The trial, named MYSTIC was one of the biggest clinical experiments the pharmaceutical industry was conducting in 2017, and once the trial failed the news sent the AstraZeneca's share price down, wiping US$14 billion off the company's share value.
According to financial experts this is the biggest daily fall seen by the company. It was hoped that the study would prove valuable and add to the groups new drug pipeline.
AstraZeneca faced a takeover bid from Pfizer in 2014, which was worth US$91 billion. Now that MYSTIC has fallen flat, some analysts are questioning whether AstraZenca will be targeted again; however sources in the financial sector believe that Pfizer is unlikely to return.
Pascal Soriot, Chief Executive of AstraZenca, said that he doesn't believe the group's position is more vulnerable.
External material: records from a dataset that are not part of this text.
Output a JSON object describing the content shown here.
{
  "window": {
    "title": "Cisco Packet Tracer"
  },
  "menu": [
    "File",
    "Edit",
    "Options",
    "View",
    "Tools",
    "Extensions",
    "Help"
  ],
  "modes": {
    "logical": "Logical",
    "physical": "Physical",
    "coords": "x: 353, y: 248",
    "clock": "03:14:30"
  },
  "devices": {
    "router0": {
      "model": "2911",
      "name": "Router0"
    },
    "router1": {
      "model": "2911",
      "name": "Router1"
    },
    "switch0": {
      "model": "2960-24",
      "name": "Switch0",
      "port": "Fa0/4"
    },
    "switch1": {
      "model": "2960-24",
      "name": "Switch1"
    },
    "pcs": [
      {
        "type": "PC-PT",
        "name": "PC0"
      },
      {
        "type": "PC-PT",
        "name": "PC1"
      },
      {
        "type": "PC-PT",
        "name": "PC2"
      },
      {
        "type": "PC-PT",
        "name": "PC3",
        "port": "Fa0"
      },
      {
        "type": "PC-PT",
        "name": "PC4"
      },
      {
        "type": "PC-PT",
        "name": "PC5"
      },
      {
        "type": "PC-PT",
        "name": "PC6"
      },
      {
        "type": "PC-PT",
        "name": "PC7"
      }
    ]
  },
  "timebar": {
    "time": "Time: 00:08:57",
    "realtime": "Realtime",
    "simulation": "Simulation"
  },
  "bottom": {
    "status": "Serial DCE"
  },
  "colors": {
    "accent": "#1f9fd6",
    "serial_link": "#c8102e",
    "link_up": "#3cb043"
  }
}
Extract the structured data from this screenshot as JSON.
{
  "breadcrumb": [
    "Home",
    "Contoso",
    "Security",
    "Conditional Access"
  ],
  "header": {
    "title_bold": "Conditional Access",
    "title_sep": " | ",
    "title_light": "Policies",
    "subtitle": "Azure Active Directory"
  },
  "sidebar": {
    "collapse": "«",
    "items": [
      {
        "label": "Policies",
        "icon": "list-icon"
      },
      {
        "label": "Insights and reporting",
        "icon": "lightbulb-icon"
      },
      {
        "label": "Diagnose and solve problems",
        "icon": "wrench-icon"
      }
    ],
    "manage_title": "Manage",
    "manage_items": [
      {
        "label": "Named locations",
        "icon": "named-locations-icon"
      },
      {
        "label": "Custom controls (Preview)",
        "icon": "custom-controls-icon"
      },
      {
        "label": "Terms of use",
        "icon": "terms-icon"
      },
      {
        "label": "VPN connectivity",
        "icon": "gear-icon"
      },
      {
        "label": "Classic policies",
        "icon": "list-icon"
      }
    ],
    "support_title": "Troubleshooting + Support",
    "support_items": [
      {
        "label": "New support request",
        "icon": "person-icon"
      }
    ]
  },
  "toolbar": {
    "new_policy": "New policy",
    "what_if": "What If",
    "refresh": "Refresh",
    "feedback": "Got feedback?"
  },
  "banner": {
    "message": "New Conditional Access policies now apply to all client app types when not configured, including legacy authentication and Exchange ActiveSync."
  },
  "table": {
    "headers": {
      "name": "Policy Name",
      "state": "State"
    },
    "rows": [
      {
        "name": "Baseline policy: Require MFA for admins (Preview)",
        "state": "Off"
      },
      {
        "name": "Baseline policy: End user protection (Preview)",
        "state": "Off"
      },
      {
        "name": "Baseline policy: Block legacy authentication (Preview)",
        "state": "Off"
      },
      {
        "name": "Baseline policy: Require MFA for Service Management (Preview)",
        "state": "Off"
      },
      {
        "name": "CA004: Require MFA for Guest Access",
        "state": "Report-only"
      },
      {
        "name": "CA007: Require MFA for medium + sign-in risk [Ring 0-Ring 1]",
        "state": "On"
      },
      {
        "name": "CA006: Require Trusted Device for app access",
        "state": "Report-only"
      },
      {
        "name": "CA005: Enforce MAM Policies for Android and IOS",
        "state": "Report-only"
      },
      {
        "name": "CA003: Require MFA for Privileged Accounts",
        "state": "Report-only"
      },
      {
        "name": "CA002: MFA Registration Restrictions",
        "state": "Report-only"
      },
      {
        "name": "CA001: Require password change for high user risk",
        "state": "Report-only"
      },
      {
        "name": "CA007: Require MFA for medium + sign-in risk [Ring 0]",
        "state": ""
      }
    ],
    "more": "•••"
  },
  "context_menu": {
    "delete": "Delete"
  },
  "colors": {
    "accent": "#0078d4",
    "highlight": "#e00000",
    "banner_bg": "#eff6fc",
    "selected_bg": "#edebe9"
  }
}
The results from MYSTIC showed that the combination of durvalumab and tremelimumab was no more effective at stopping the disease from progressing than chemotherapy in patients.
Soriot said that the initial results on disease progression from the MYSTIC trial shows there is a chance that the treatment might still be able to be beneficial for patients, however this is still unclear.
Despite the trial fail, AstraZeneca's future is not that bad as they have established a collaboration with drug giants Merck Sharp & Dohme (MSD). The plan is for both companies to study cancer drug combinations using the drug Lynparza, which is already approved for ovarian cancer but could have much wider uses when combined with immunotherapy.